Computerworld

Palo Alto prepares to expand scope of Cyber Range

Next generation security training to launch in 2019

Palo Alto Networks is preparing to launch the next generation of its Cyber Range training scheme in the first half of calendar 2019.

The company earlier this year launched its fourth Cyber Range: The Sydney-based facility is Palo Alto’s first in Asia-Pacific.

Since the launch earlier this year, the security company has been hitting capacity for the two regular sessions it runs every month, according to Philip Dimitriu, director of systems engineering, ANZ, at Palo Alto Networks.

The facility allows security pros to tackle exercises using live malware in an isolated environment, working through a range scenarios and the impact of security different configurations.

The space can hold a dozen people, and exercises typically involve six teams of two, but can be tailored for teams of three or four.

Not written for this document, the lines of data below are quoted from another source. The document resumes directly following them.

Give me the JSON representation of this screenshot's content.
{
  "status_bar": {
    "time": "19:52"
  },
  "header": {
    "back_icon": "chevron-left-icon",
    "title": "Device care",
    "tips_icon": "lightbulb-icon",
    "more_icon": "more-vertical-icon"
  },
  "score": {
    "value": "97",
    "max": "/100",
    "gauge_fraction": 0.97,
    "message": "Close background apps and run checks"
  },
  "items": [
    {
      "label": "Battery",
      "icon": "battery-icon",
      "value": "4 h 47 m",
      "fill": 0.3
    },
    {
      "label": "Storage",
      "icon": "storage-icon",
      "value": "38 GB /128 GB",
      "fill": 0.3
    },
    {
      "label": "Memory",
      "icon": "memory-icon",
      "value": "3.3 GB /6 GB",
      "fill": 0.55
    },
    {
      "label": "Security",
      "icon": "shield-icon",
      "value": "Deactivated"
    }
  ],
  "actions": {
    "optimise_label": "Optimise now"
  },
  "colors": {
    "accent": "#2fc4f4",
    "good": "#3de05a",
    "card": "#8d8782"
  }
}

The infrastructure is carefully isolated in a caged-out section of the company’s local data centre

The instructors are drawn from Palo Alto’s systems engineering organisation.

Palo Alto also offers closed out-of-schedule sessions, Dimitriu said — the company has run two in Sydney so far.

“It’s done not necessarily because it’s been sensitive-type organisations, though that is a use case, but more ‘We want to get our whole team across this and talk about stuff that we wouldn’t necessarily want to share with others externally,’” he said.

The focus so far has been on the next-generation firewalls and malware. 

The next generation will looking at “other kinds of template-ised type approaches – so not just focusing on the next-gen firewall — but also then adding in, for example, a known adversary tactic that gets used, and then leveraging preventative techniques to counter that.”

“We’re also looking to develop specific critical infrastructure type Cyber Range scenarios,” he added. “So again threats, scenarios, configs, preventative mechanisms that are pertinent to critical infrastructure type organisations.”